Especial 70 Anos Jornal O DIA. Luarlindo Ernesto, repórter do Jornal O DIA.Daniel Castelo Branco

6h40 - Protegido do sol, na sombra da parreira, desfrutava do final do frescor da manhã, trabalhava no deck do quintal, quando o vizinho de boreste gritou da porteira: "Ô Luar, o sol vai queimar você e seus aparelhos!". Parei de ver as últimas notícias da maldita guerra e desviei o olhar para o cidadão.
Dei o bom dia, que ele não deu, e fiquei esperando o que iria rolar. "E aí ? Vai continuar usando máscara?", ele perguntou. Confirmei com a cabeça... Mas respondi: Meu camarada, a pandemia não acabou. Não vai ser agora que vou dar mole para o vírus. 
E fui avisando que consegui comprar um modelo cheio de caveiras com as tíbias cruzadas. Ótima sugestão para quem olhasse para a proteção sanitária. E o vizinho foi entrando, puxando uma cadeira e se aproveitando do final da sombra. Parei de trabalhar para dar atenção. Mas o pote com nacos de melancia foi o alvo do jovem senhor. "Está sem caroços", afirmou e continuou: "É mais prático. Gostei da ideia !" E atacou.

O termômetro do laptop marcava 29°C, na sombra. A melancia estava desaparecendo rapidamente. E eu esperando o resto da conversa. Esvaziou a boca, naquele momento e falou: "Minha filha vai completar
cinco anos de vida. Ela já não consegue ficar sem a máscara", explicou. "Faz parte da indumentária dela".

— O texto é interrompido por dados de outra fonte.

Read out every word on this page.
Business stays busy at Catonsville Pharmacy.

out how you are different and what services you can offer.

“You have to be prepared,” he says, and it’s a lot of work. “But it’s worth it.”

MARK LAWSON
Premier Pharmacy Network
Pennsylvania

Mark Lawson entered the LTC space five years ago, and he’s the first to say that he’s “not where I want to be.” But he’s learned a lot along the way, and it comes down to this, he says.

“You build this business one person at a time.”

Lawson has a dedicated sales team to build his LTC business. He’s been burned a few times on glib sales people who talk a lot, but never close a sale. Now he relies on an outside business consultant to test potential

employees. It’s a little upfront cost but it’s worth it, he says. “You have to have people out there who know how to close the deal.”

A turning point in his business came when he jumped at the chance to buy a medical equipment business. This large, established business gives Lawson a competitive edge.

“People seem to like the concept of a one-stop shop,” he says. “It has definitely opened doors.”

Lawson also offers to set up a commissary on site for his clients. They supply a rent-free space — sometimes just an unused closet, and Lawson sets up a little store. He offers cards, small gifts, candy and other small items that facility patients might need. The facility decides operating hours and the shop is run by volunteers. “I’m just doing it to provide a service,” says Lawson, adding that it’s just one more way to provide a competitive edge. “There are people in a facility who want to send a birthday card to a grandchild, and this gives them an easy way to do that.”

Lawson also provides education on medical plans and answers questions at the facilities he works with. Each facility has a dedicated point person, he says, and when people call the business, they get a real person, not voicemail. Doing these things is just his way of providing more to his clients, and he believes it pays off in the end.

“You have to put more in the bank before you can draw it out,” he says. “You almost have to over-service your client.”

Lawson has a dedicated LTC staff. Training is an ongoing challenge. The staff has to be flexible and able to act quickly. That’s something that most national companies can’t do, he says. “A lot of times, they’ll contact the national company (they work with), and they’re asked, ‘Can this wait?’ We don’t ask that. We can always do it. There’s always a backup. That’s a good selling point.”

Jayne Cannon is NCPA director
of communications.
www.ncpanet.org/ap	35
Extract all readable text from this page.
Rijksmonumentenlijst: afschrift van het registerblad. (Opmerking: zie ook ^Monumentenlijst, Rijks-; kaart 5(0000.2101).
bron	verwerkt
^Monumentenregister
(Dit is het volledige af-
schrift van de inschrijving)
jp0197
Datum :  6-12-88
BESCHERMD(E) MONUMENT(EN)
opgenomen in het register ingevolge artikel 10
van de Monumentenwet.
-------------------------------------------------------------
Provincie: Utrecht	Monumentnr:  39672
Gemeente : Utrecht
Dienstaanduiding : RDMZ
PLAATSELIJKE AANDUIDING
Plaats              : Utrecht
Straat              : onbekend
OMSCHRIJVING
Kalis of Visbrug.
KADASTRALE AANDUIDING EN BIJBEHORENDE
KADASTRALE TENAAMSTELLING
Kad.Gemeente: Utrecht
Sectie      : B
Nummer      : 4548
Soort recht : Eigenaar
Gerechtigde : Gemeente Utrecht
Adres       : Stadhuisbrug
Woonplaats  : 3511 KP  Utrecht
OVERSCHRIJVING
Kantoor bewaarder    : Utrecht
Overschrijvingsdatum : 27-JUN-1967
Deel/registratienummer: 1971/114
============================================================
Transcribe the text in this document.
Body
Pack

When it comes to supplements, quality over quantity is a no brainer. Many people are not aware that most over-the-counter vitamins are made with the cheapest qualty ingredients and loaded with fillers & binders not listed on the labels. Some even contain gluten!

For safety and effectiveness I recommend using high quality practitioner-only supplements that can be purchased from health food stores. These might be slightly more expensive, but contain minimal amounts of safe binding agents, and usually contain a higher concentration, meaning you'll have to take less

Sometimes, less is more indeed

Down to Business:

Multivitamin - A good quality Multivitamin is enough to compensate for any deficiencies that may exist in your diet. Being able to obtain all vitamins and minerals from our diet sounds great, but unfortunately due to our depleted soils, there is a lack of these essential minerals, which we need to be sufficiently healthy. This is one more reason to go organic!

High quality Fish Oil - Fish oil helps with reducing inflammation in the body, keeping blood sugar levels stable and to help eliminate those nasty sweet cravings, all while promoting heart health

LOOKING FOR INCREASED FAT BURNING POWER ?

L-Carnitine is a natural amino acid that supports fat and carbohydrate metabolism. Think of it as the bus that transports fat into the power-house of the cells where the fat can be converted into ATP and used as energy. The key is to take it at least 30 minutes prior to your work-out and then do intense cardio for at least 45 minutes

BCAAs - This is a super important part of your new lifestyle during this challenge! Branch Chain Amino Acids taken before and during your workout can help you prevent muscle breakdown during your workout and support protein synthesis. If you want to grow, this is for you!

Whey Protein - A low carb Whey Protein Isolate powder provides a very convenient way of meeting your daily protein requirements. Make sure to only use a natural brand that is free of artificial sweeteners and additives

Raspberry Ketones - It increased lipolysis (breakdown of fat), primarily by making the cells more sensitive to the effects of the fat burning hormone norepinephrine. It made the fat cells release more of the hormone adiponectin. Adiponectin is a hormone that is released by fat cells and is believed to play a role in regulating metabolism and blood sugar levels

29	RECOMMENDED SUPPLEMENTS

7h - Concordei, parando totalmente de trabalhar. Não deu tempo de mais nada. Outro vizinho surgiu. Não consegui escutar o que falou. Barulho dos motores de dois helicópteros que sobrevoam a área diariamente,
logo cedinho, me deixou surdo. Um é de uma emissora de televisão. O outro, que sempre voa mais baixo, é da Polícia Militar. Até os passarinhos não se assustam mais. Afinal, alimento os bichinhos no mesmo horário. Eu já estava preparado para que os dois moradores aqui da área falassem da alta do dólar, dos combustíveis, do custo de vida.
Mas, amigos, nada disso. Só se fala nas máscaras. Pronto, coloquei logo a nova, a das caveiras. Eita, fez sucesso. "Onde comprou ?", indagaram ao mesmo tempo.

7h10 - Um terceiro vizinho surgiu do nada. Nem vi o cara chegar na porteira. Bolas, desliguei a TV portátil. Interrompi, de vez, a guerra suja na Europa. A melancia estava no fim. A máscara ganhou. O terceiro vizinho, de bombordo, estava reclamando do fim do acessório. "Minha mulher faz máscara para vender às lojas. O negócio vai afundar", reclamou sem atacar o último naco de melancia. "A patroa bolou moldes diferenciados e anatômicos. Tava dando certo...", choramingou. Apontou para a minha, das caveiras, e sentenciou: "Vejam, esse modelo é dela. Até o Luar já tem!"

7h15 - Levantei, entrei na caverna e voltei com outra carga de melancia. Notei que o encontro, não programado, iria render. Um quarto vizinho já estava a bordo. Céus. O dia ainda está raiando. Estou trabalhando. Pensei logo que o dia seria longo. O último a chegar, o tal que já havia vendido um dos dois carros para enfrentar a crise, foi avisando que um dos filhos, de seis anos de idade, não queria largar a máscara. "O menino já disse que vai pra escola com a máscara. Ele usa a coisa desde os quatro anos de idade. Faz parte dele!"

7h20 - Foi então que lembrei do Baretta. Gosto de assistir, entre uma explosão em Kiev e um tiroteio em Santa Cruz, o seriado. Está passando em uma emissora de TV fechada. O detetive Baretta estreou em meados de 1975 aqui, no Brasil. Lembram? Conversava com uma cacatua e desvendava os casos misteriosos sozinho. Pois bem, voltou. E, essa invasão do quintal, hoje, me atrapalhou. Perdi o capítulo. Ah, quase esqueci de contar: quando acabou a melancia, os vizinhos atacaram as acerolas que ainda restavam no pé.

7h30 - O vizinho desempregado-profissional apareceu: "Tem cerveja?"